Тут пришло сообщение, что в ближайшие сутки наш состав никуда не тронется. Мама отправилась в город, а я остался охранять вещи и сестренку. Через какое то время, когда день уже клонился к вечеру, мама возвратилась ни с чем. Она рассказала непонятную для нас тогда историю — никто в городе не хочет продавать продукты за деньги, а готовы обменять их на какие-либо вещи. Рано утром следующего дня (10-го сентября) мама, взяв какую-то вещь, то ли юбку, то ли кофту, снова отправилась в город. Пока мама находилась в городе, пытаясь раздобыть хоть какую-нибудь снедь, от нашего состава начали отцеплять отдельные вагоны, перегонять их и прицеплять к другим поездам, которые должны были отправляться раньше нашего. Когда мама вернулась к нашему поезду, стоявшему на запасном пути, нашего вагона там не оказалось. Как мама позже нам рассказывала, она очень растерялась, она боялась, что поезд, к которому прицепили наш вагон, мог уже уйти. Можно легко себе представить, что она чувствовала и о чем думала, бегая по путям узловой станции в поисках нашего вагона. На путях стояло несколько формирующихся поездов и отдельных вагонов, по путям бегали люди, двигались и свистели маневровые паровозы, шум, грохот, свист, дым — словом, ад кромешный. Как маме удалось сравнительно быстро найти нас, одному богу известно. К счастью, она нашла нас целыми и невредимыми на месте, в тамбуре вагона. Скорее всего, сработало материнское чутье. Все мы всплакнули с облегчением. В этот момент я даже забыл о голоде и не спросил, принесла ли она чего-нибудь поесть. Мама тоже какое-то время молчала, приходя в себя от пережитого волнения, и только плакала и обнимала нас. Наконец успокоившись, она принялась нас кормить. На свои вещи ей удалось выменять не бог весть какие продукты, но все же она принесла буханку черного хлеба, грамм двести масла, десять сваренных вкрутую яиц и немного перловой крупы. По тому времени и в нашем положении это было богатство. По два яйца и половину буханки хлеба мы съели сразу. Остальное мама оставила про запас. Невозможно тогда было даже предположить, когда, где и что мы сумеем достать в последующие дни.

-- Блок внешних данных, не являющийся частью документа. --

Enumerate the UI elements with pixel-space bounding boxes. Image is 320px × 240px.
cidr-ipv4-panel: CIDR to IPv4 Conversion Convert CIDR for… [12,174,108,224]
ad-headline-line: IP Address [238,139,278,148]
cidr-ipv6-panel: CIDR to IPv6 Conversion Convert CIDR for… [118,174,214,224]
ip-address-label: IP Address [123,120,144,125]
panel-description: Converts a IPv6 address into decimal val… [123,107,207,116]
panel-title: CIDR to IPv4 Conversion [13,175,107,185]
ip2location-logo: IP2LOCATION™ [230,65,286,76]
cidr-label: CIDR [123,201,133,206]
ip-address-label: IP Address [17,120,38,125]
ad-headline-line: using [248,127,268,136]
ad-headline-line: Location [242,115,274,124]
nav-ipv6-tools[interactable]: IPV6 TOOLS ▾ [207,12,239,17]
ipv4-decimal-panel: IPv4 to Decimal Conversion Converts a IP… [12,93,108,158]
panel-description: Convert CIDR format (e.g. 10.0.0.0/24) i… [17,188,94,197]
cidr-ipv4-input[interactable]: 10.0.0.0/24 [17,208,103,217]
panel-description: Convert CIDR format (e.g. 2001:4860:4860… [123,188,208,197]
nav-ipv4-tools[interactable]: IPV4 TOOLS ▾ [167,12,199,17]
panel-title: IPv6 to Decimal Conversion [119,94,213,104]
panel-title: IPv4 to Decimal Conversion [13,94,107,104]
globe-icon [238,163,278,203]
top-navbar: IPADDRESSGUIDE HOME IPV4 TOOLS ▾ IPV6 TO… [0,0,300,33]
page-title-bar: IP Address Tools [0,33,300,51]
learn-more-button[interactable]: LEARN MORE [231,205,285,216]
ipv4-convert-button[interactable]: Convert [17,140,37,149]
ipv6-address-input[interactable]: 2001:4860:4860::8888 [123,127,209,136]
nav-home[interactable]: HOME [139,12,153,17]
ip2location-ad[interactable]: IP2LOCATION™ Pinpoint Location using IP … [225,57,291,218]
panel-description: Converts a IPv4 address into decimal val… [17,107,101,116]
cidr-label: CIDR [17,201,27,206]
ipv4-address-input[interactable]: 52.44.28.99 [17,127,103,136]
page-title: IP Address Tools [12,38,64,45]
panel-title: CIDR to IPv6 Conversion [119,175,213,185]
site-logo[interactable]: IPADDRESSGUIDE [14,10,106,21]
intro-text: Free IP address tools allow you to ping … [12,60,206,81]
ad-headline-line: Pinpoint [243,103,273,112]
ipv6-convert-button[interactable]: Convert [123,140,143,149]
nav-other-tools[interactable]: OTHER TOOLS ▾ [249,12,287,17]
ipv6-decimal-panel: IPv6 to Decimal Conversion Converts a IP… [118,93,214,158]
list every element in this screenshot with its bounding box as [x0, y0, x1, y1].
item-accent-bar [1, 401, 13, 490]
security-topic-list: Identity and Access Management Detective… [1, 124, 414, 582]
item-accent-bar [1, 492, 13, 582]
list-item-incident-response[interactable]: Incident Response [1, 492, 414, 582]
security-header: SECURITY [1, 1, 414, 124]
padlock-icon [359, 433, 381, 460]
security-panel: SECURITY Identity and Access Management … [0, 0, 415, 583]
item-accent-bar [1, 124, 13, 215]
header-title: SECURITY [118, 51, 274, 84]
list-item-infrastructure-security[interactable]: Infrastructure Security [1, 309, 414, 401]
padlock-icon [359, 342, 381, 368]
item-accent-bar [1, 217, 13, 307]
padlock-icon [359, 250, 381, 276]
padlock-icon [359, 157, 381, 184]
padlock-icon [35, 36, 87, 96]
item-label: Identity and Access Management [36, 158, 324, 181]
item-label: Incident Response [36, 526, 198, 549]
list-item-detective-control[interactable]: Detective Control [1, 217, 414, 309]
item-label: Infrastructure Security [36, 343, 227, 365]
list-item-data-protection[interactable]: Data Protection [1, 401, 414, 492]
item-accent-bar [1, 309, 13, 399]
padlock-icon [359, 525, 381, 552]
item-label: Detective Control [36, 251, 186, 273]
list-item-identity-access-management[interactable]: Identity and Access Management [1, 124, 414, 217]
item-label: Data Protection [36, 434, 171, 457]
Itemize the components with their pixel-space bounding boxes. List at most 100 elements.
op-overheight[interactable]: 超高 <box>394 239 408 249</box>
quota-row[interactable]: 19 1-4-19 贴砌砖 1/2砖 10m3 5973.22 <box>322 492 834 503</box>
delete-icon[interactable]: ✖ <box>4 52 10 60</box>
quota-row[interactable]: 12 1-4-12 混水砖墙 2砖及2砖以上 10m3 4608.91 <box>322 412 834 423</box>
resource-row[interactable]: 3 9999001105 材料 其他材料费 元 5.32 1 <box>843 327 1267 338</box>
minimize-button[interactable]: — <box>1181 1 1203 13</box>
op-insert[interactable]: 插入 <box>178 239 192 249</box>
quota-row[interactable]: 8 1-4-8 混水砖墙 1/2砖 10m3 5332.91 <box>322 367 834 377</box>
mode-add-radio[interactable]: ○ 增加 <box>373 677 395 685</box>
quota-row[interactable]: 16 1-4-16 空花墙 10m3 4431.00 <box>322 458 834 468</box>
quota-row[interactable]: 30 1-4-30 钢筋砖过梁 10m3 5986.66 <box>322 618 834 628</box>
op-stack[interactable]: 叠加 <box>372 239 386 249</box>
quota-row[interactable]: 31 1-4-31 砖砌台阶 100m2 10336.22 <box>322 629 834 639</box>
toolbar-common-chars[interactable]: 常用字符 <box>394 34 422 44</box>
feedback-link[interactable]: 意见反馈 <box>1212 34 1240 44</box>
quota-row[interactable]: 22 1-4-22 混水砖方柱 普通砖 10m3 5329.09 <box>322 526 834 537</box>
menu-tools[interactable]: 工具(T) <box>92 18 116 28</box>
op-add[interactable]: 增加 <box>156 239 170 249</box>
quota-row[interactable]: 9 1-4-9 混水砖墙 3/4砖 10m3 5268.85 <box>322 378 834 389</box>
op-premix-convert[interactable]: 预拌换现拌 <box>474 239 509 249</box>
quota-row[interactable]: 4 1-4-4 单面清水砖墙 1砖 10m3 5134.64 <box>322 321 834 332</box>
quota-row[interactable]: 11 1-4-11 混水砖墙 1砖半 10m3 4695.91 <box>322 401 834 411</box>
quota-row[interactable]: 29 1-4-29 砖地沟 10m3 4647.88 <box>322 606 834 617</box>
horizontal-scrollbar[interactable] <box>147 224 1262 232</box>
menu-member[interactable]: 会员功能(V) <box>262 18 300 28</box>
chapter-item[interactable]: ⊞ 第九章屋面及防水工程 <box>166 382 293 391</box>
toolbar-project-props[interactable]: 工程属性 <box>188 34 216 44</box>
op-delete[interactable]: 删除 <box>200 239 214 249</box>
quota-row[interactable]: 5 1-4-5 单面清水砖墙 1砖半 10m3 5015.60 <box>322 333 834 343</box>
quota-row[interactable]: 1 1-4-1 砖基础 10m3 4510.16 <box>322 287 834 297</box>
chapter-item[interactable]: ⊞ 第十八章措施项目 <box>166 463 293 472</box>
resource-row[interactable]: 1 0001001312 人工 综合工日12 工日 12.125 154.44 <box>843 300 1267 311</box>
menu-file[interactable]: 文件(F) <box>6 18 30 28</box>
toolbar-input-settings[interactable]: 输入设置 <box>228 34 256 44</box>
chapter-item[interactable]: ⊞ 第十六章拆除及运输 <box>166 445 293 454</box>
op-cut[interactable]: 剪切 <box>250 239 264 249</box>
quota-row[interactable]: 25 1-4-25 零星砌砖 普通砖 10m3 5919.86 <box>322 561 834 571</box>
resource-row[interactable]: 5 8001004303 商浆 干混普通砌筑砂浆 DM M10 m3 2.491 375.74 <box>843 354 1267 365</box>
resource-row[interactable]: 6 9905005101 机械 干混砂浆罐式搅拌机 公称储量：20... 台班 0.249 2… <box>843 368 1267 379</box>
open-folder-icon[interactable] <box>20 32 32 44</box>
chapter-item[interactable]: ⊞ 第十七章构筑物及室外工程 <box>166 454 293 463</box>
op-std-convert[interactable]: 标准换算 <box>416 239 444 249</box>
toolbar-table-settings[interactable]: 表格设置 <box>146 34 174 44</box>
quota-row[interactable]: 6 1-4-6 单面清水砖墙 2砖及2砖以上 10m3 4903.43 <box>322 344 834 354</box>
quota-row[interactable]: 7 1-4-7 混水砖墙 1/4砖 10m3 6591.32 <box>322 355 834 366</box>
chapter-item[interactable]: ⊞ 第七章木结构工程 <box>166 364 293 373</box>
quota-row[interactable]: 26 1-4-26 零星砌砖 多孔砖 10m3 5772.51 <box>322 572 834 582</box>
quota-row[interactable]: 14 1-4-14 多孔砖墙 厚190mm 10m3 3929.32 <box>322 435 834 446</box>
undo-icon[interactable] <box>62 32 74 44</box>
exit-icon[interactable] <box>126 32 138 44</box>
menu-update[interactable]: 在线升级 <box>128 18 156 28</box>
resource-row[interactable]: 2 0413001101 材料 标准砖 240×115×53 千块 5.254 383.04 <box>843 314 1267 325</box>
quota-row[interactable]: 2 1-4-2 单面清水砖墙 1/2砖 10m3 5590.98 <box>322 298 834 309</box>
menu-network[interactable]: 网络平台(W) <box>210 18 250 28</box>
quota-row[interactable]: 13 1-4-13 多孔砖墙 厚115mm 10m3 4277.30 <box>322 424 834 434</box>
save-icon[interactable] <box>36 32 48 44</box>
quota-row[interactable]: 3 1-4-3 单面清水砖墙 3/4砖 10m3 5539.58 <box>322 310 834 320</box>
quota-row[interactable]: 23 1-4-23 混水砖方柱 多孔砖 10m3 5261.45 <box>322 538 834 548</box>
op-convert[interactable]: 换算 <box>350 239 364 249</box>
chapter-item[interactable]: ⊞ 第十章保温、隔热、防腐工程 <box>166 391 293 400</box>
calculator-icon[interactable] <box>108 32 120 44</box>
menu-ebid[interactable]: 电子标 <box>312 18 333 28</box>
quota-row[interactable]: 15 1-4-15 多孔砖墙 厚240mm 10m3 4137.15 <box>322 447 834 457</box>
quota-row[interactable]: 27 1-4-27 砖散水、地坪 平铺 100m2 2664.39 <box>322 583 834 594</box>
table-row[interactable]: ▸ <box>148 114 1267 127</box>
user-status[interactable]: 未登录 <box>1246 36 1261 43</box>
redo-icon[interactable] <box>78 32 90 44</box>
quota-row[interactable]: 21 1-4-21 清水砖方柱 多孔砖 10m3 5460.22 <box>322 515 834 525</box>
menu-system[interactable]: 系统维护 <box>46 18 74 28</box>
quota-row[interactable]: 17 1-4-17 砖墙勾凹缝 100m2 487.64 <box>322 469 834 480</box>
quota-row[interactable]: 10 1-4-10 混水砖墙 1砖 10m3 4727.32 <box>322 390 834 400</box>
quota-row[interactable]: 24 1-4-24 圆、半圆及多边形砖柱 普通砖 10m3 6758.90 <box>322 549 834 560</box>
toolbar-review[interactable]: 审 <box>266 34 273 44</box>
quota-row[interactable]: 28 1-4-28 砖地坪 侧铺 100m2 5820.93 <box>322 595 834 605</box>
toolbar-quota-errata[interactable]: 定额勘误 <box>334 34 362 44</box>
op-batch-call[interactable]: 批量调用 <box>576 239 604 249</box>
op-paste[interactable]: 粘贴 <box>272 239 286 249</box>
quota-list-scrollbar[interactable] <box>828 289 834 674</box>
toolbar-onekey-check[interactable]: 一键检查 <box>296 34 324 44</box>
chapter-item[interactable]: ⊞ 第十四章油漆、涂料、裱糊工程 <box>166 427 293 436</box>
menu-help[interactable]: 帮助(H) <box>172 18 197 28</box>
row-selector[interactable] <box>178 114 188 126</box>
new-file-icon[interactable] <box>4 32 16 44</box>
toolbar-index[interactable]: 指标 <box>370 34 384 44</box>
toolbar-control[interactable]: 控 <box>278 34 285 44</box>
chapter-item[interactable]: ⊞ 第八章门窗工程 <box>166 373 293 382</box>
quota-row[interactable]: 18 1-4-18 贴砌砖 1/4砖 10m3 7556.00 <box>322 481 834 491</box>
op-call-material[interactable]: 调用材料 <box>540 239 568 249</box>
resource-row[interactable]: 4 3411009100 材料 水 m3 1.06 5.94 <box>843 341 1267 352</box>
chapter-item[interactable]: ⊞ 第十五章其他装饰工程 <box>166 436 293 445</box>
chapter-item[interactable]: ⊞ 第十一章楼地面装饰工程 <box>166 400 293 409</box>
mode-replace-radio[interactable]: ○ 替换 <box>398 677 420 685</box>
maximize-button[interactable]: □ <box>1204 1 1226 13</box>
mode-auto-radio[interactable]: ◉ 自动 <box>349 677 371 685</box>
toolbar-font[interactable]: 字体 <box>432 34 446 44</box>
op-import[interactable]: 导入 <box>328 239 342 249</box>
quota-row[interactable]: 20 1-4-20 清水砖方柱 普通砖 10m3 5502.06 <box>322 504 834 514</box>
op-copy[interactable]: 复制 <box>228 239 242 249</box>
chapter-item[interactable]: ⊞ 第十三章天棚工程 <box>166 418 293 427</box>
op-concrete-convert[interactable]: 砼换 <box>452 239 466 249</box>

Ночью 11-го сентября наш состав тронулся от станции Ртищево в направлении Саратова. Помню, что наш поезд больше стоял, чем двигался, пропуская эшелоны идущие на фронт, и товарные составы, двигающиеся на восток в интересах военных перевозок. Наш поезд передвигался только тогда, когда появлялись окна в графике движения военных составов. Но все равно мы были рады тому, что худо-бедно мы все же приближались к месту назначения. Однако наши припасы быстро закончились, есть снова было нечего, но наши мучения в условиях хоть какой-то определенности уже не казались столь трагичными. Мы были уверены, и не без основания, что они вскоре закончатся.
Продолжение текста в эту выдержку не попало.